2018年にタイで起きた洞窟遭難事故の救出劇。事故発生時のニュースには覚えがあるものの、詳細の記憶はすっかりなくなっていた。偶然タイのホラーを観たばかりだったのでタイ語や風習はすんなり入ってきた。

観終わってWikipediaを読むと事件についてかなり細かく追える。しかし、間違いなく前情報なしで観るのが大吉。終盤はまさに「事実は小説よりも奇なり」で、フィクションでは逆に考え付かなそうな驚きの展開になる。とにかく、全編、テンポが良く、2時間半という長尺を忘れてしまった。
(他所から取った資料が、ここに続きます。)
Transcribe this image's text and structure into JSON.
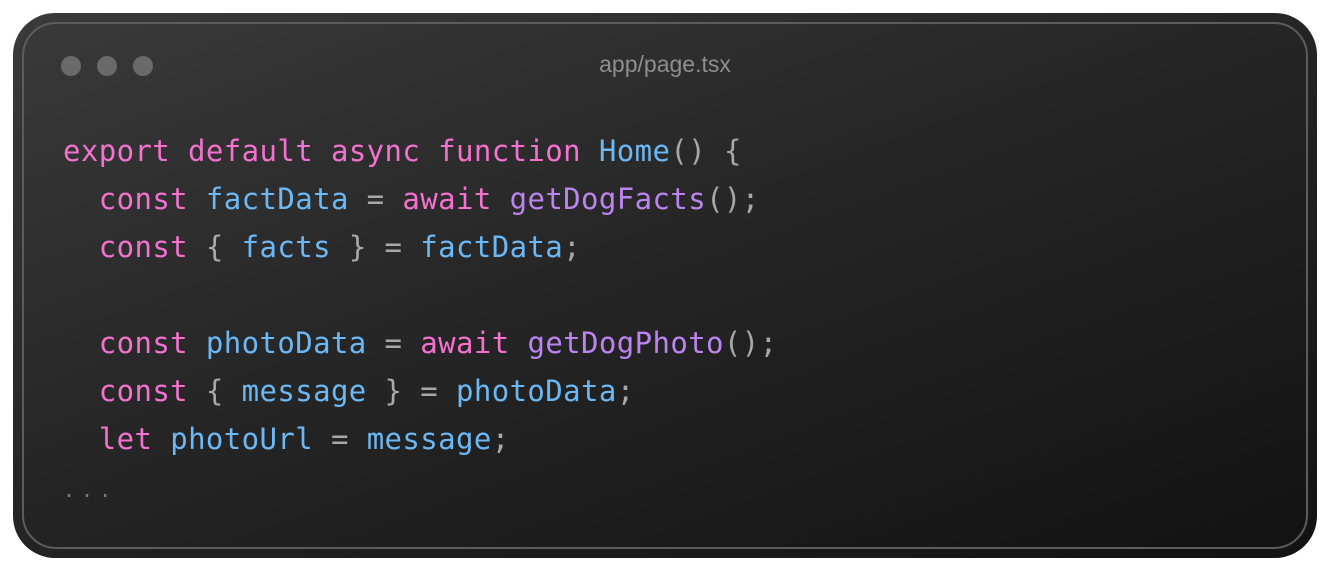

ドキュメンタリーではなく、ちゃんと演出だと感じるのだけど、変にヒロイックな言動がなく、ふたりのキーマンがヴィゴ・モーテンセンとコリン・ファレルというビッグネームなのを忘れてしまう。

狭い洞窟の水中シーンが少し観ずらいのは確かだけど、エンタメ作品と違ってワンシーンで形勢が大逆転することはないので気にしなくて良い。タイ人俳優も皆、自然な演技だし、CGはほとんどなく、莫大な物量が投下されておりリアリティがある。

ロン・ハワード監督は作品賞、監督賞でオスカーを獲った「ビューティフル・マインド」が代表作だろう。しかし、個人的に最も好きなのはこれまた "実話に基づく" 系のトム・ハンクス「アポロ13」で、この監督、 ”13” との相性が良いんだなぁ、などとつい思ってしまった。